As the plane hit the tarmac, I got a first glimpse of this sprawling Southeast Asian city. The smog and dust from the burning rice fields was overwhelming and made every breath feel like a sip of old Scotch whisky. I grew up thinking that places like Czech Republic, Poland, Hungary or Bulgaria were having to do some catch-up (for full disclosure: I call the latter two countries my home). However, this place looked nothing like what I had experienced before, this was Emerging Market par excellence.
Numbers and stats often fail to paint a clear picture about the magnitude of the change. We met Loan in Saigon by accident, and were eager to hear her story. Born 28 years ago in a large village Northwest from Hanoi, she got her first pair of shoes at the age of 13. Her family invested in a colour TV shortly after. Loan herself became the first woman from her community to finish high school, and the first person ever to graduate from university. She is one of the millions who leapt straight into modernity, at the cost of enormous effort. These millions form the aspirational, urban middle class of Saigon and Vietnam or any other country in Southeast Asia and other emerging markets.
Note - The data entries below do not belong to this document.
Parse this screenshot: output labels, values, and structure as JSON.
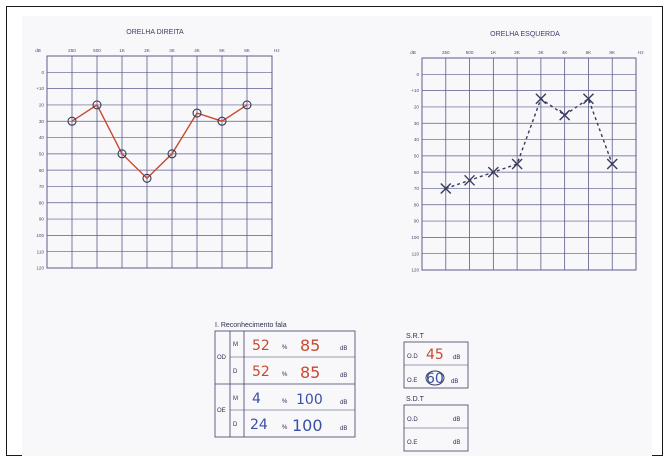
{
  "chart_data": [
    {
      "type": "line",
      "title": "ORELHA DIREITA",
      "ylabel": "dB",
      "xunit": "Hz",
      "x_ticks": [
        "250",
        "500",
        "1K",
        "2K",
        "3K",
        "4K",
        "6K",
        "8K"
      ],
      "y_ticks": [
        "0",
        "+10",
        "20",
        "30",
        "40",
        "50",
        "60",
        "70",
        "80",
        "90",
        "100",
        "110",
        "120"
      ],
      "ylim": [
        -10,
        120
      ],
      "y_inverted": true,
      "grid": true,
      "series": [
        {
          "color": "#c84a2e",
          "marker": "circle",
          "points": [
            {
              "x": "250",
              "y": 30
            },
            {
              "x": "500",
              "y": 20
            },
            {
              "x": "1K",
              "y": 50
            },
            {
              "x": "2K",
              "y": 65
            },
            {
              "x": "3K",
              "y": 50
            },
            {
              "x": "4K",
              "y": 25
            },
            {
              "x": "6K",
              "y": 30
            },
            {
              "x": "8K",
              "y": 20
            }
          ]
        }
      ]
    },
    {
      "type": "line",
      "title": "ORELHA ESQUERDA",
      "ylabel": "dB",
      "xunit": "Hz",
      "x_ticks": [
        "250",
        "500",
        "1K",
        "2K",
        "3K",
        "4K",
        "6K",
        "8K"
      ],
      "y_ticks": [
        "0",
        "+10",
        "20",
        "30",
        "40",
        "50",
        "60",
        "70",
        "80",
        "90",
        "100",
        "110",
        "120"
      ],
      "ylim": [
        -10,
        120
      ],
      "y_inverted": true,
      "grid": true,
      "series": [
        {
          "color": "#3a3a5a",
          "marker": "x",
          "points": [
            {
              "x": "250",
              "y": 70
            },
            {
              "x": "500",
              "y": 65
            },
            {
              "x": "1K",
              "y": 60
            },
            {
              "x": "2K",
              "y": 55
            },
            {
              "x": "3K",
              "y": 15
            },
            {
              "x": "4K",
              "y": 25
            },
            {
              "x": "6K",
              "y": 15
            },
            {
              "x": "8K",
              "y": 55
            }
          ]
        }
      ]
    }
  ],
  "speech_recognition": {
    "title": "I. Reconhecimento fala",
    "rows": [
      {
        "ear": "OD",
        "type": "M",
        "level": "52",
        "pct_sym": "%",
        "score": "85",
        "unit": "dB"
      },
      {
        "ear": "",
        "type": "D",
        "level": "52",
        "pct_sym": "%",
        "score": "85",
        "unit": "dB"
      },
      {
        "ear": "OE",
        "type": "M",
        "level": "4",
        "pct_sym": "%",
        "score": "100",
        "unit": "dB"
      },
      {
        "ear": "",
        "type": "D",
        "level": "24",
        "pct_sym": "%",
        "score": "100",
        "unit": "dB"
      }
    ]
  },
  "srt": {
    "title": "S.R.T",
    "rows": [
      {
        "label": "O.D",
        "value": "45",
        "unit": "dB"
      },
      {
        "label": "O.E",
        "value": "60",
        "unit": "dB"
      }
    ]
  },
  "sdt": {
    "title": "S.D.T",
    "rows": [
      {
        "label": "O.D",
        "value": "",
        "unit": "dB"
      },
      {
        "label": "O.E",
        "value": "",
        "unit": "dB"
      }
    ]
  }
}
They are the backbone of the process that makes everybody – from political observers to investors – salivate over the opportunities hidden in this once in a lifetime transformation.
In my subsequent work on private equity and M&A deals in Southeast Asia, I have often reminded myself of the period between the late 90s right up to 2008 days, when Eastern Europe was the darling of the global investor community. Foreign direct investment records were broken yearly, new private equity funds sprung up seemingly every other day. The region was on a supposedly inevitable path of convergence towards Western Europe. And converge it did – toward the quagmire of the post-crisis stagnation. Suddenly, a new narrative was constructed around Warren Buffett’s quote that “only when the tide goes out do you discover who’s been swimming naked”. Emerging Markets are the most exposed to hubris and complacency, and often swim naked.
It is now Southeast Asia’s turn to be the Emerging Market of choice, and rightly so – the macro-trends are so spectacular that even in a supposedly bad year the region is doing much better than the world as a whole. At the same time, this is home for some of the most corrupt political regimes (as per the latest Transparency International Survey). The regional market is inefficient despite ASEAN’s aspirations to create a wider zone of economic cooperation. As an example, Eastern Europe’s integration into the European Union was a massive driving force for improvement in institutional quality. Business practices gradually became more professional and made life much easier for owners, investors, and partners. However, in Southeast Asia, a private equity investor should count himself lucky if shown a coherent set of financial statements to start with – without necessarily qualifying if the numbers are real or not. Due diligence and leap of faith should in theory be mutually exclusive.
So, for all the excitement, the question is whether Southeast Asia will eventually develop the right infrastructure for business owners and investors. There are no permanent emerging markets – graduation to the developed world or stagnation are the two possible outcomes.